Questa considerazione semplice e immediata sembra riflettersi nel carattere dei personaggi, nelle loro scelte e nel loro destino. Apparentemente più cinica e distaccata, appare la fotoreporter più anziana, pienamente capace, però, di trasmettere al suo giovane “erede” la capacità di catturare l’attimo attraverso lo scatto, costi quel che costi sia a livello fisico che emotivo. Un mestiere sporco in cui l’“attimo fuggente” è tutto e richiede di saper disconnettere la sensibilità dalla disposizione ad agire automaticamente attraverso la macchina fotografica, anche a costo di perdere la propria umanità, proprio per trasmettere al grande pubblico la disumanità di ogni guerra . Oppure tenerlo dentro di sé, fino a esserne dilaniato, come accade a Lee, che proprio in virtù di ciò è, però, ancora l’unico capace di un gesto estremo.
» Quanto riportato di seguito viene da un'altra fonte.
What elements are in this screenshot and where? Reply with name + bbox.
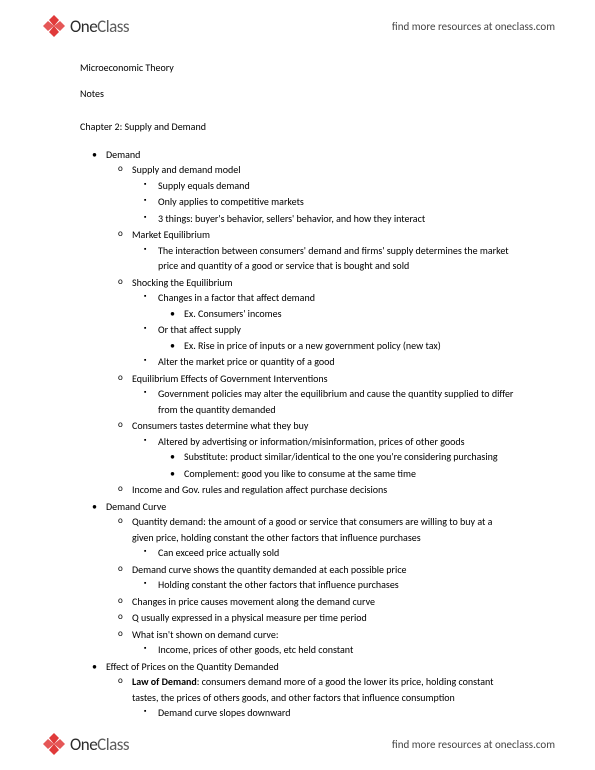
item-text: Substitute: product similar/identical to… bbox=[184, 450, 498, 463]
item-text: Ex. Consumers' incomes bbox=[184, 307, 282, 320]
item-text: Government policies may alter the equili… bbox=[158, 387, 513, 416]
section-demand: Demand Supply and demand model Supply eq… bbox=[106, 147, 515, 498]
section-price-effect: Effect of Prices on the Quantity Demande… bbox=[106, 659, 515, 721]
item-text: Alter the market price or quantity of a … bbox=[158, 355, 335, 368]
footer: OneClass find more resources at oneclass… bbox=[0, 722, 595, 770]
list-item: Supply equals demand bbox=[158, 178, 515, 194]
list-item: Changes in a factor that affect demand E… bbox=[158, 290, 515, 321]
item-text: Or that affect supply bbox=[158, 323, 241, 336]
item-text: Complement: good you like to consume at … bbox=[184, 467, 416, 480]
item-text: Q usually expressed in a physical measur… bbox=[132, 611, 367, 624]
item-text: Demand curve slopes downward bbox=[158, 706, 291, 719]
list-item: Shocking the Equilibrium Changes in a fa… bbox=[132, 275, 515, 370]
logo-icon bbox=[40, 12, 68, 40]
section-demand-curve: Demand Curve Quantity demand: the amount… bbox=[106, 499, 515, 658]
outline-root: Demand Supply and demand model Supply eq… bbox=[80, 147, 515, 721]
item-text: Only applies to competitive markets bbox=[158, 195, 304, 208]
list-item: Altered by advertising or information/mi… bbox=[158, 434, 515, 482]
header: OneClass find more resources at oneclass… bbox=[0, 0, 595, 48]
logo-text: OneClass bbox=[70, 734, 129, 755]
list-item: Ex. Consumers' incomes bbox=[184, 306, 515, 322]
doc-title: Microeconomic Theory bbox=[80, 60, 515, 76]
item-text: Shocking the Equilibrium bbox=[132, 276, 233, 289]
find-more-link-top[interactable]: find more resources at oneclass.com bbox=[392, 20, 555, 33]
section-heading: Effect of Prices on the Quantity Demande… bbox=[106, 660, 279, 673]
item-text: What isn't shown on demand curve: bbox=[132, 628, 279, 641]
section-heading: Demand Curve bbox=[106, 500, 166, 513]
section-heading: Demand bbox=[106, 148, 140, 161]
item-text: The interaction between consumers' deman… bbox=[158, 244, 509, 273]
list-item: Complement: good you like to consume at … bbox=[184, 466, 515, 482]
find-more-link-bottom[interactable]: find more resources at oneclass.com bbox=[392, 738, 555, 751]
logo[interactable]: OneClass bbox=[40, 12, 129, 40]
item-text: Changes in price causes movement along t… bbox=[132, 595, 375, 608]
item-text: Income, prices of other goods, etc held … bbox=[158, 643, 353, 656]
list-item: Changes in price causes movement along t… bbox=[132, 594, 515, 610]
item-text: Ex. Rise in price of inputs or a new gov… bbox=[184, 339, 441, 352]
list-item: Demand curve shows the quantity demanded… bbox=[132, 562, 515, 593]
item-text: Income and Gov. rules and regulation aff… bbox=[132, 483, 387, 496]
item-text: Altered by advertising or information/mi… bbox=[158, 435, 465, 448]
list-item: Or that affect supply Ex. Rise in price … bbox=[158, 322, 515, 353]
list-item: The interaction between consumers' deman… bbox=[158, 243, 515, 274]
chapter-heading: Chapter 2: Supply and Demand bbox=[80, 119, 515, 135]
list-item: Can exceed price actually sold bbox=[158, 545, 515, 561]
item-text: Can exceed price actually sold bbox=[158, 546, 279, 559]
list-item: Alter the market price or quantity of a … bbox=[158, 354, 515, 370]
item-text: Consumers tastes determine what they buy bbox=[132, 419, 308, 432]
item-text: 3 things: buyer's behavior, sellers' beh… bbox=[158, 212, 425, 225]
list-item: Ex. Rise in price of inputs or a new gov… bbox=[184, 338, 515, 354]
list-item: Only applies to competitive markets bbox=[158, 194, 515, 210]
list-item: Law of Demand: consumers demand more of … bbox=[132, 674, 515, 721]
list-item: Income and Gov. rules and regulation aff… bbox=[132, 482, 515, 498]
item-text: Supply and demand model bbox=[132, 163, 241, 176]
list-item: Substitute: product similar/identical to… bbox=[184, 449, 515, 465]
logo-icon bbox=[40, 730, 68, 758]
logo-text: OneClass bbox=[70, 16, 129, 37]
list-item: Consumers tastes determine what they buy… bbox=[132, 418, 515, 481]
document-body: Microeconomic Theory Notes Chapter 2: Su… bbox=[0, 48, 595, 732]
item-text: Quantity demand: the amount of a good or… bbox=[132, 515, 492, 544]
list-item: Supply and demand model Supply equals de… bbox=[132, 162, 515, 226]
item-text: Changes in a factor that affect demand bbox=[158, 291, 315, 304]
item-text: Market Equilibrium bbox=[132, 228, 210, 241]
list-item: Income, prices of other goods, etc held … bbox=[158, 642, 515, 658]
list-item: Quantity demand: the amount of a good or… bbox=[132, 514, 515, 561]
list-item: Q usually expressed in a physical measur… bbox=[132, 610, 515, 626]
list-item: Demand curve slopes downward bbox=[158, 705, 515, 721]
logo[interactable]: OneClass bbox=[40, 730, 129, 758]
item-text: Supply equals demand bbox=[158, 179, 250, 192]
list-item: Holding constant the other factors that … bbox=[158, 577, 515, 593]
list-item: Government policies may alter the equili… bbox=[158, 386, 515, 417]
doc-subtitle: Notes bbox=[80, 86, 515, 102]
law-of-demand-label: Law of Demand bbox=[132, 675, 197, 688]
item-text: Holding constant the other factors that … bbox=[158, 578, 399, 591]
item-text: Demand curve shows the quantity demanded… bbox=[132, 563, 407, 576]
list-item: What isn't shown on demand curve: Income… bbox=[132, 627, 515, 658]
list-item: 3 things: buyer's behavior, sellers' beh… bbox=[158, 211, 515, 227]
list-item: Equilibrium Effects of Government Interv… bbox=[132, 371, 515, 418]
list-item: Market Equilibrium The interaction betwe… bbox=[132, 227, 515, 274]
item-text: Equilibrium Effects of Government Interv… bbox=[132, 372, 328, 385]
Mentre il giornalista può ancora prendersi del tempo per raccontare i fatti attraverso la mediazione della scrittura. In viaggio, sul campo di battaglia o in uno di quegli alberghi per giornalisti tipici delle zone di guerra che nel film, almeno per una volta, non sono più solo in Medio Oriente, in Asia, in Africa o ai confini orientali dell’Europa, ma in un New York in cui l’attentato alle Torri Gemelle dell’11 settembre 2001 sembra costituire, più che un avvertimento o un monito, solo un pallido ricordo, mentre il cratere della Ground Zero sembra aver davvero inghiottito tutto definitivamente.